Improving the observer pattern with subscription objects

Way back in February I wrote a series of articles on event-driven programming; the pattern I find myself using the most out of all those I covered is the observer pattern: an object that collects callback functions in order to notify other parts of a system when interesting things happen. The basic pattern looks something like this:

Observable = {
  bind: function(eventType, listener, context) {
    this._listeners = this._listeners || {};
    var list = this._listeners[eventType] = this._listeners[eventType] || [];
    list.push([listener, context]);
  },

  trigger: function(eventType, args) {
    if (!this._listeners) return;
    var list = this._listeners[eventType];
    if (!list) return;
    list.forEach(function(listener) {
      listener[0].apply(listener[1], args);
    });
  }
};

This is pretty simple: we can add callbacks to a list, and call them all when something happens.
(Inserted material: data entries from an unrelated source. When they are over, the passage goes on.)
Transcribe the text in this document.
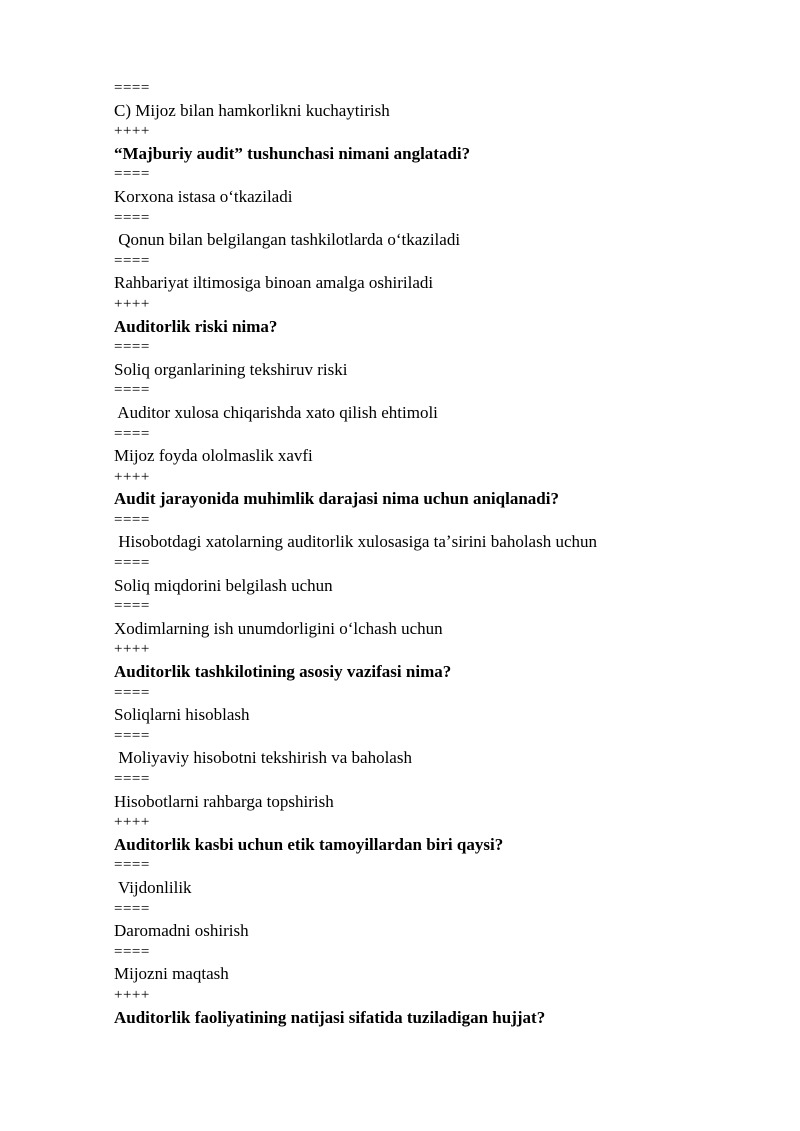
====
C) Mijoz bilan hamkorlikni kuchaytirish
++++
“Majburiy audit” tushunchasi nimani anglatadi?
====
Korxona istasa oʻtkaziladi
====
Qonun bilan belgilangan tashkilotlarda oʻtkaziladi
====
Rahbariyat iltimosiga binoan amalga oshiriladi
++++
Auditorlik riski nima?
====
Soliq organlarining tekshiruv riski
====
Auditor xulosa chiqarishda xato qilish ehtimoli
====
Mijoz foyda ololmaslik xavfi
++++
Audit jarayonida muhimlik darajasi nima uchun aniqlanadi?
====
Hisobotdagi xatolarning auditorlik xulosasiga taʼsirini baholash uchun
====
Soliq miqdorini belgilash uchun
====
Xodimlarning ish unumdorligini oʻlchash uchun
++++
Auditorlik tashkilotining asosiy vazifasi nima?
====
Soliqlarni hisoblash
====
Moliyaviy hisobotni tekshirish va baholash
====
Hisobotlarni rahbarga topshirish
++++
Auditorlik kasbi uchun etik tamoyillardan biri qaysi?
====
Vijdonlilik
====
Daromadni oshirish
====
Mijozni maqtash
++++
Auditorlik faoliyatining natijasi sifatida tuziladigan hujjat?
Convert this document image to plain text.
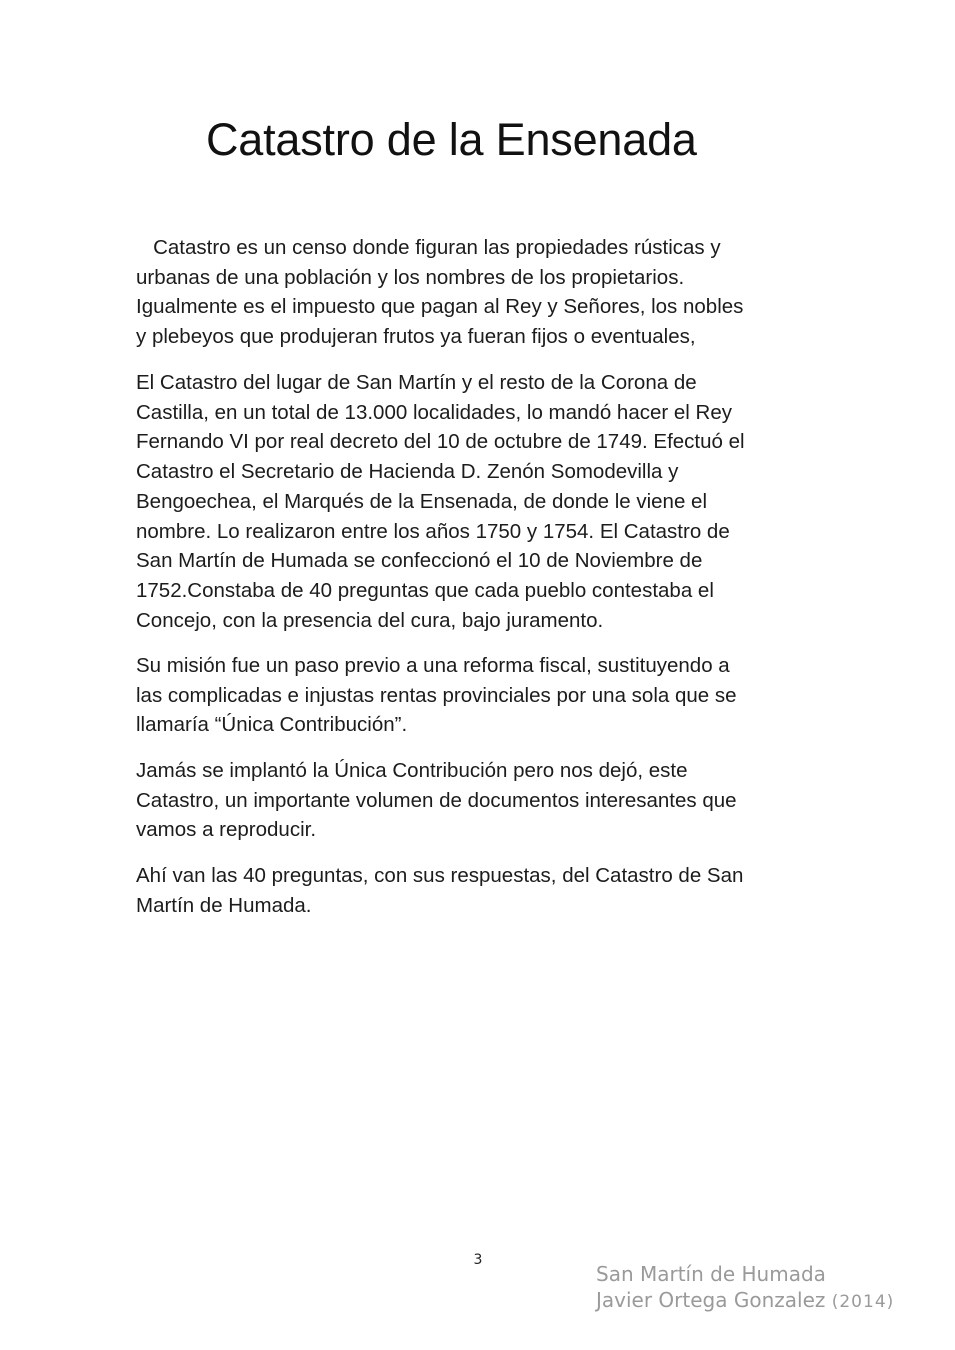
Catastro de la Ensenada
Catastro es un censo donde figuran las propiedades rústicas y
urbanas de una población y los nombres de los propietarios.
Igualmente es el impuesto que pagan al Rey y Señores, los nobles
y plebeyos que produjeran frutos ya fueran fijos o eventuales,
El Catastro del lugar de San Martín y el resto de la Corona de
Castilla, en un total de 13.000 localidades, lo mandó hacer el Rey
Fernando VI por real decreto del 10 de octubre de 1749. Efectuó el
Catastro el Secretario de Hacienda D. Zenón Somodevilla y
Bengoechea, el Marqués de la Ensenada, de donde le viene el
nombre. Lo realizaron entre los años 1750 y 1754. El Catastro de
San Martín de Humada se confeccionó el 10 de Noviembre de
1752.Constaba de 40 preguntas que cada pueblo contestaba el
Concejo, con la presencia del cura, bajo juramento.
Su misión fue un paso previo a una reforma fiscal, sustituyendo a
las complicadas e injustas rentas provinciales por una sola que se
llamaría “Única Contribución”.
Jamás se implantó la Única Contribución pero nos dejó, este
Catastro, un importante volumen de documentos interesantes que
vamos a reproducir.
Ahí van las 40 preguntas, con sus respuestas, del Catastro de San
Martín de Humada.
3
San Martín de Humada
Javier Ortega Gonzalez (2014)
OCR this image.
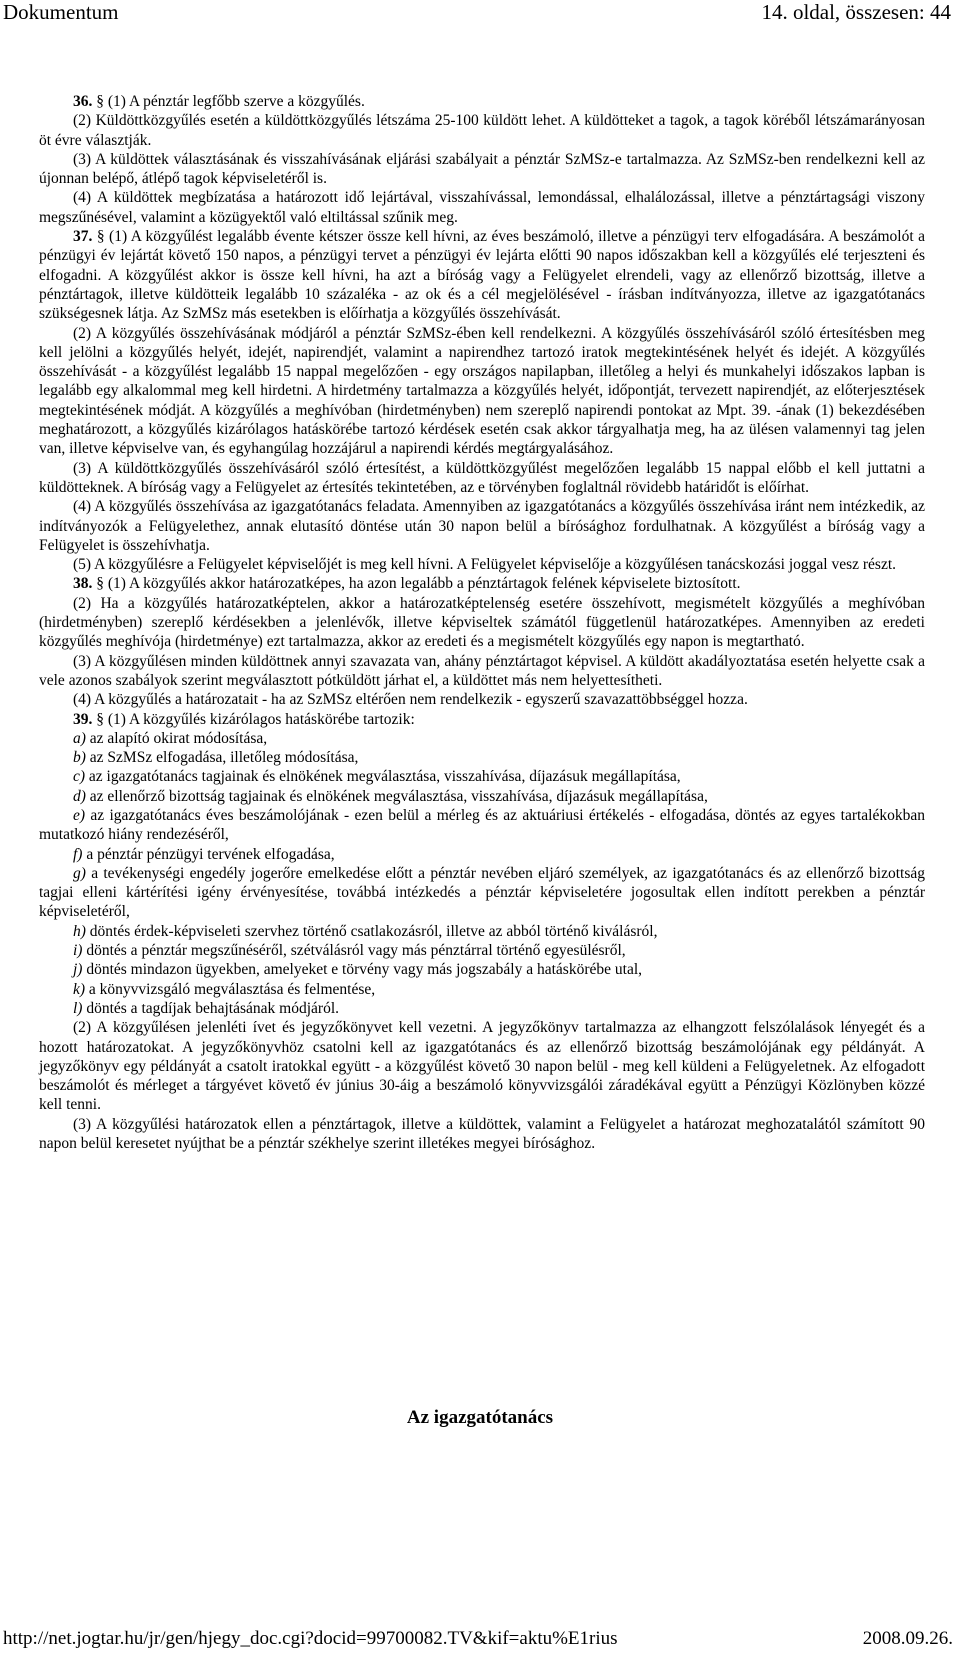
Dokumentum	14. oldal, összesen: 44

36. § (1) A pénztár legfőbb szerve a közgyűlés.

(2) Küldöttközgyűlés esetén a küldöttközgyűlés létszáma 25-100 küldött lehet. A küldötteket a tagok, a tagok köréből létszámarányosan öt évre választják.

(3) A küldöttek választásának és visszahívásának eljárási szabályait a pénztár SzMSz-e tartalmazza. Az SzMSz-ben rendelkezni kell az újonnan belépő, átlépő tagok képviseletéről is.

(4) A küldöttek megbízatása a határozott idő lejártával, visszahívással, lemondással, elhalálozással, illetve a pénztártagsági viszony megszűnésével, valamint a közügyektől való eltiltással szűnik meg.

37. § (1) A közgyűlést legalább évente kétszer össze kell hívni, az éves beszámoló, illetve a pénzügyi terv elfogadására. A beszámolót a pénzügyi év lejártát követő 150 napos, a pénzügyi tervet a pénzügyi év lejárta előtti 90 napos időszakban kell a közgyűlés elé terjeszteni és elfogadni. A közgyűlést akkor is össze kell hívni, ha azt a bíróság vagy a Felügyelet elrendeli, vagy az ellenőrző bizottság, illetve a pénztártagok, illetve küldötteik legalább 10 százaléka - az ok és a cél megjelölésével - írásban indítványozza, illetve az igazgatótanács szükségesnek látja. Az SzMSz más esetekben is előírhatja a közgyűlés összehívását.

(2) A közgyűlés összehívásának módjáról a pénztár SzMSz-ében kell rendelkezni. A közgyűlés összehívásáról szóló értesítésben meg kell jelölni a közgyűlés helyét, idejét, napirendjét, valamint a napirendhez tartozó iratok megtekintésének helyét és idejét. A közgyűlés összehívását - a közgyűlést legalább 15 nappal megelőzően - egy országos napilapban, illetőleg a helyi és munkahelyi időszakos lapban is legalább egy alkalommal meg kell hirdetni. A hirdetmény tartalmazza a közgyűlés helyét, időpontját, tervezett napirendjét, az előterjesztések megtekintésének módját. A közgyűlés a meghívóban (hirdetményben) nem szereplő napirendi pontokat az Mpt. 39. -ának (1) bekezdésében meghatározott, a közgyűlés kizárólagos hatáskörébe tartozó kérdések esetén csak akkor tárgyalhatja meg, ha az ülésen valamennyi tag jelen van, illetve képviselve van, és egyhangúlag hozzájárul a napirendi kérdés megtárgyalásához.

(3) A küldöttközgyűlés összehívásáról szóló értesítést, a küldöttközgyűlést megelőzően legalább 15 nappal előbb el kell juttatni a küldötteknek. A bíróság vagy a Felügyelet az értesítés tekintetében, az e törvényben foglaltnál rövidebb határidőt is előírhat.

(4) A közgyűlés összehívása az igazgatótanács feladata. Amennyiben az igazgatótanács a közgyűlés összehívása iránt nem intézkedik, az indítványozók a Felügyelethez, annak elutasító döntése után 30 napon belül a bírósághoz fordulhatnak. A közgyűlést a bíróság vagy a Felügyelet is összehívhatja.

(5) A közgyűlésre a Felügyelet képviselőjét is meg kell hívni. A Felügyelet képviselője a közgyűlésen tanácskozási joggal vesz részt.

38. § (1) A közgyűlés akkor határozatképes, ha azon legalább a pénztártagok felének képviselete biztosított.

(2) Ha a közgyűlés határozatképtelen, akkor a határozatképtelenség esetére összehívott, megismételt közgyűlés a meghívóban (hirdetményben) szereplő kérdésekben a jelenlévők, illetve képviseltek számától függetlenül határozatképes. Amennyiben az eredeti közgyűlés meghívója (hirdetménye) ezt tartalmazza, akkor az eredeti és a megismételt közgyűlés egy napon is megtartható.

(3) A közgyűlésen minden küldöttnek annyi szavazata van, ahány pénztártagot képvisel. A küldött akadályoztatása esetén helyette csak a vele azonos szabályok szerint megválasztott pótküldött járhat el, a küldöttet más nem helyettesítheti.

(4) A közgyűlés a határozatait - ha az SzMSz eltérően nem rendelkezik - egyszerű szavazattöbbséggel hozza.

39. § (1) A közgyűlés kizárólagos hatáskörébe tartozik:

a) az alapító okirat módosítása,

b) az SzMSz elfogadása, illetőleg módosítása,

c) az igazgatótanács tagjainak és elnökének megválasztása, visszahívása, díjazásuk megállapítása,

d) az ellenőrző bizottság tagjainak és elnökének megválasztása, visszahívása, díjazásuk megállapítása,

e) az igazgatótanács éves beszámolójának - ezen belül a mérleg és az aktuáriusi értékelés - elfogadása, döntés az egyes tartalékokban mutatkozó hiány rendezéséről,

f) a pénztár pénzügyi tervének elfogadása,

g) a tevékenységi engedély jogerőre emelkedése előtt a pénztár nevében eljáró személyek, az igazgatótanács és az ellenőrző bizottság tagjai elleni kártérítési igény érvényesítése, továbbá intézkedés a pénztár képviseletére jogosultak ellen indított perekben a pénztár képviseletéről,

h) döntés érdek-képviseleti szervhez történő csatlakozásról, illetve az abból történő kiválásról,

i) döntés a pénztár megszűnéséről, szétválásról vagy más pénztárral történő egyesülésről,

j) döntés mindazon ügyekben, amelyeket e törvény vagy más jogszabály a hatáskörébe utal,

k) a könyvvizsgáló megválasztása és felmentése,

l) döntés a tagdíjak behajtásának módjáról.

(2) A közgyűlésen jelenléti ívet és jegyzőkönyvet kell vezetni. A jegyzőkönyv tartalmazza az elhangzott felszólalások lényegét és a hozott határozatokat. A jegyzőkönyvhöz csatolni kell az igazgatótanács és az ellenőrző bizottság beszámolójának egy példányát. A jegyzőkönyv egy példányát a csatolt iratokkal együtt - a közgyűlést követő 30 napon belül - meg kell küldeni a Felügyeletnek. Az elfogadott beszámolót és mérleget a tárgyévet követő év június 30-áig a beszámoló könyvvizsgálói záradékával együtt a Pénzügyi Közlönyben közzé kell tenni.

(3) A közgyűlési határozatok ellen a pénztártagok, illetve a küldöttek, valamint a Felügyelet a határozat meghozatalától számított 90 napon belül keresetet nyújthat be a pénztár székhelye szerint illetékes megyei bírósághoz.

Az igazgatótanács
http://net.jogtar.hu/jr/gen/hjegy_doc.cgi?docid=99700082.TV&kif=aktu%E1rius	2008.09.26.
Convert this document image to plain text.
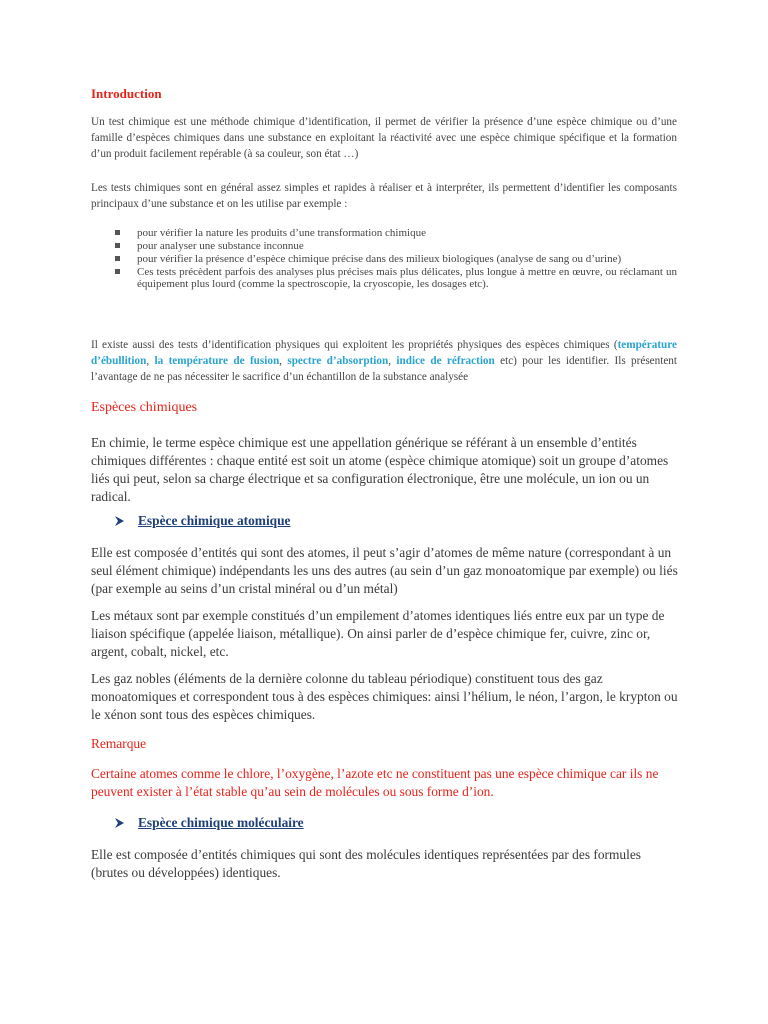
Introduction
Un test chimique est une méthode chimique d’identification, il permet de vérifier la présence d’une espèce chimique ou d’une famille d’espèces chimiques dans une substance en exploitant la réactivité avec une espèce chimique spécifique et la formation d’un produit facilement repérable (à sa couleur, son état …)
Les tests chimiques sont en général assez simples et rapides à réaliser et à interpréter, ils permettent d’identifier les composants principaux d’une substance et on les utilise par exemple :
pour vérifier la nature les produits d’une transformation chimique
pour analyser une substance inconnue
pour vérifier la présence d’espèce chimique précise dans des milieux biologiques (analyse de sang ou d’urine)
Ces tests précèdent parfois des analyses plus précises mais plus délicates, plus longue à mettre en œuvre, ou réclamant un équipement plus lourd (comme la spectroscopie, la cryoscopie, les dosages etc).
Il existe aussi des tests d’identification physiques qui exploitent les propriétés physiques des espèces chimiques (température d’ébullition, la température de fusion, spectre d’absorption, indice de réfraction etc) pour les identifier. Ils présentent l’avantage de ne pas nécessiter le sacrifice d’un échantillon de la substance analysée
Espèces chimiques
En chimie, le terme espèce chimique est une appellation générique se référant à un ensemble d’entités chimiques différentes : chaque entité est soit un atome (espèce chimique atomique) soit un groupe d’atomes liés qui peut, selon sa charge électrique et sa configuration électronique, être une molécule, un ion ou un radical.
Espèce chimique atomique
Elle est composée d’entités qui sont des atomes, il peut s’agir d’atomes de même nature (correspondant à un seul élément chimique) indépendants les uns des autres (au sein d’un gaz monoatomique par exemple) ou liés (par exemple au seins d’un cristal minéral ou d’un métal)
Les métaux sont par exemple constitués d’un empilement d’atomes identiques liés entre eux par un type de liaison spécifique (appelée liaison, métallique). On ainsi parler de d’espèce chimique fer, cuivre, zinc or, argent, cobalt, nickel, etc.
Les gaz nobles (éléments de la dernière colonne du tableau périodique) constituent tous des gaz monoatomiques et correspondent tous à des espèces chimiques: ainsi l’hélium, le néon, l’argon, le krypton ou le xénon sont tous des espèces chimiques.
Remarque
Certaine atomes comme le chlore, l’oxygène, l’azote etc ne constituent pas une espèce chimique car ils ne peuvent exister à l’état stable qu’au sein de molécules ou sous forme d’ion.
Espèce chimique moléculaire
Elle est composée d’entités chimiques qui sont des molécules identiques représentées par des formules (brutes ou développées) identiques.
But what if we want to remove a listener? The approach taken by many DOM interfaces is to provide essentially the opposite of the bind() method:

Observable.unbind = function(eventType, listener, context) {
  if (!this._listeners) return;
  var list = this._listeners[eventType];
  if (!list) return;
  
  var i = list.length;
  while (i--) {
    if (list[i][0] === listener && list[i][1] === context)
      list.splice(i, 1);
  }
};

This just takes the original event type and listener function that we gave to bind(), and removes the listener from that event type’s list of listeners. Internally, that’s exactly what we want to achieve, but the API is hard to use. It reeks of something inspired by Java, where listeners are objects and easier to keep references to. Idiomatic JavaScript rests heavily on anonymous functions, and being forced keep references to a function and a context object just so you can remove a listener often feels clunky. It would be nicer if the bind() API returned something to represent the subscription so we could cancel it later:

var subscription = object.bind('someEvent', function(event) {
  // Handle the event
});

// Later on
subscription.cancel();

This is easily done, we just need an object to store the event type, listener function and observed object so that it can call the unbind() method for us when we want to cancel the subscription.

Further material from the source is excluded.